Adopted from a discussion with our Computer Systems Quality team at Zigzag Associates
As clinical research integrates new technology to innovate at pace, how will we as clinical quality professionals, ensure this technology is adopted safely and to global guidelines?
New tech is coming. Whether its Robotic Process Automation, Computer Vision, Machine Learning, or other advances which fall into the Artificial Intelligence umbrella, regulatory bodies and quality professionals will need to adapt. Clinical trials will need to remain safe and effective, while technology enables the pace of innovation to accelerate.
But how do you keep both pace and data governance and integrity to global regulatory standards?
In both the near and mid-term, A.I. we be piloted then adopted to accelerate the capacity of Pharma and Biotechs to innovate, delivering life changing molecules to patients in need. With recent advances being made, organizations are beginning the process of piloting these technologies. Within a year, this will progress, and certainly enormous strides forward will happen within 5 years. What inspiring results we will witness because of the adoption of A.I. is naturally speculative at this stage, but it will more than certainly make an enormous impact in the industry’s ability to innovate at pace.
Our Computer Systems Quality Assurance (CSQA) team is working with several organizations who are piloting new A.I. and other Tech into their clinical workflows. Between the need for monitoring devices supporting decentralized clinical trials, more real time monitoring of data with cloud storage warehouses, and additional early stage adoption technologies, regulatory guidelines must lead the way in how to ensure data governance and integrity is paramount. Of course, each individual organization will have unique technological needs and challenges stemming from those needs. Organizations need support in tailoring their processes to their individual need, priority and of course tie into regulatory guidelines to protect their life changing molecules through the approval process.
How do we prepare Quality Professionals for New Technological Advancements?
One obvious challenge for Quality Professionals is auditing and validating Artificial Intelligence Technologies but also and even more difficult, the complexity of clinical trials where technology is also being piloted and implemented. Varied techniques and methods that can be implemented currently include:
Complex mathematical
Psychological
Ethical and training standards
The bigger problem in developing a system to keep pace with validation of new technology will be development of novel auditing and training standards. This will ensure there is full oversight over Artificial Intelligence Technological capabilities, and forefront continued development to fully understand the limitations, of which there most certainly will be some recognized in the coming years.

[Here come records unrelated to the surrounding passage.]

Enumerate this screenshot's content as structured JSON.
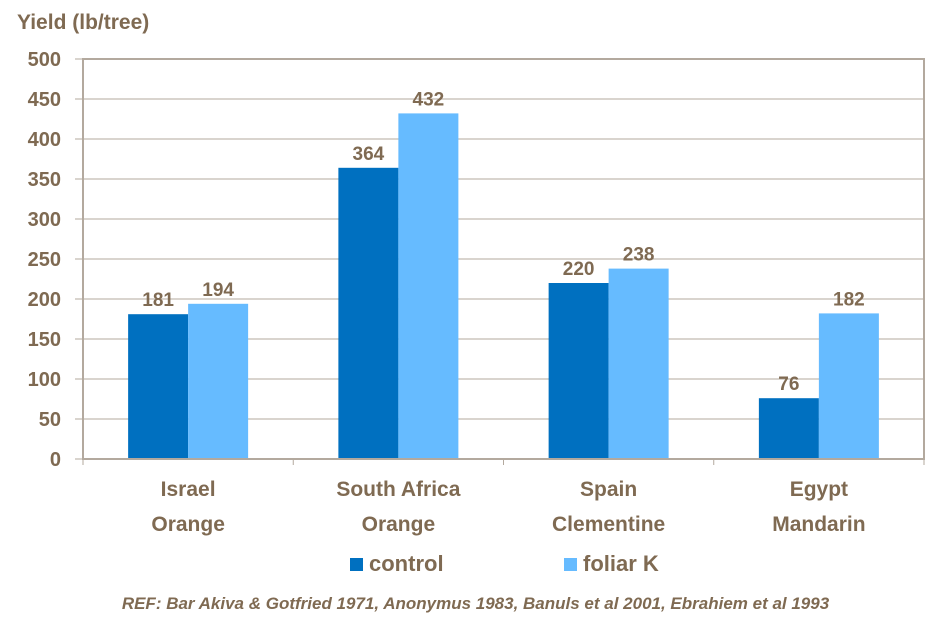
{
  "chart_data": {
    "type": "bar",
    "ylabel": "Yield (lb/tree)",
    "ylim": [
      0,
      500
    ],
    "yticks": [
      "0",
      "50",
      "100",
      "150",
      "200",
      "250",
      "300",
      "350",
      "400",
      "450",
      "500"
    ],
    "grid": true,
    "categories": [
      {
        "line1": "Israel",
        "line2": "Orange"
      },
      {
        "line1": "South Africa",
        "line2": "Orange"
      },
      {
        "line1": "Spain",
        "line2": "Clementine"
      },
      {
        "line1": "Egypt",
        "line2": "Mandarin"
      }
    ],
    "series": [
      {
        "name": "control",
        "color": "#0070c0",
        "values": [
          181,
          364,
          220,
          76
        ]
      },
      {
        "name": "foliar K",
        "color": "#66bbff",
        "values": [
          194,
          432,
          238,
          182
        ]
      }
    ],
    "legend_position": "bottom"
  },
  "reference": "REF: Bar Akiva & Gotfried 1971, Anonymus 1983, Banuls et al 2001, Ebrahiem et al 1993"
}
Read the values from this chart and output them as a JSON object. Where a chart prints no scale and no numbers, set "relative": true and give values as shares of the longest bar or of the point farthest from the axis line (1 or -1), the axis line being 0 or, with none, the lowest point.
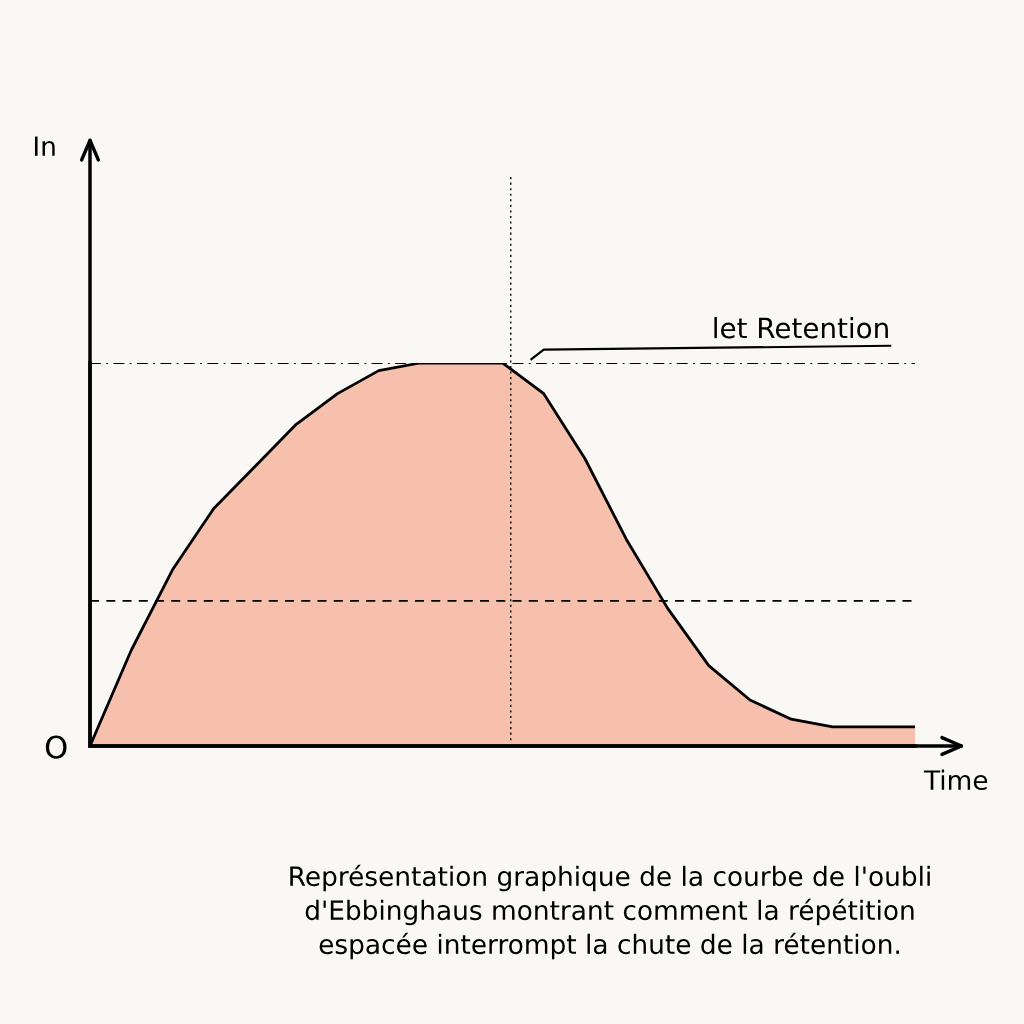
{
  "chart_data": {
    "type": "area",
    "relative": true,
    "xlabel": "Time",
    "categories": [
      null,
      null,
      null,
      null,
      null,
      null,
      null,
      null,
      null,
      null,
      null,
      null,
      null,
      null,
      null,
      null,
      null,
      null,
      null,
      null,
      null
    ],
    "series": [
      {
        "color": "#f7c0ac",
        "values": [
          0,
          0.25,
          0.46,
          0.62,
          0.73,
          0.84,
          0.92,
          0.98,
          1.0,
          1.0,
          1.0,
          0.92,
          0.75,
          0.54,
          0.36,
          0.21,
          0.12,
          0.07,
          0.05,
          0.05,
          0.05
        ]
      }
    ],
    "ref_lines": [
      {
        "axis": "y",
        "value": 1.0,
        "label": "let Retention",
        "line_style": "dashdot"
      },
      {
        "axis": "y",
        "value": 0.379,
        "label": null,
        "line_style": "dashed"
      }
    ],
    "annotations": [
      "In",
      "O",
      "Représentation graphique de la courbe de l'oubli\nd'Ebbinghaus montrant comment la répétition\nespacée interrompt la chute de la rétention."
    ],
    "grid": false
  }
}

There is precedence in the development of objective knowledge about the capability and limitations surrounding the adoption of tech in high stakes industries. NASA has written articles about this and is probably the institute with the most objective knowledge about A.I. and additionally, which this blog is not covering, Quantum computing limitations. Luckily, there are global Think Tanks pondering these deeply divisive questions. Most companies working with Quantum computing and advanced A.I. have ethical departments in place, potentially opening up a new profession, or certainly, area which our industry needs significant training and development within the compliance and Quality realm of Biotechs and Pharma.
In Closing:
Irrefutably, the integration of A.I. will enhance the ability of the industry to innovate at pace. The solution(s) to quality compliance are several fold and non-straightforward. These solutions will need to evolve as research and development quality professionals how A.I. will work within the discovery to market process.
There is an imminent, global need for regulations and ethical guidelines, laws and rules surrounding the development and use of A.I. within clinical research and development of novel medicines.
Lessons may be transferred from other regulated industries which have successfully adopted A.I..
Adoption of procedures and new methods will need to proceed the adoption and integration of A.I. into development workflows.
Comprehensive training & education on new processes and procedures will need to go hand in hand with the procedures being adjusted to new workflows.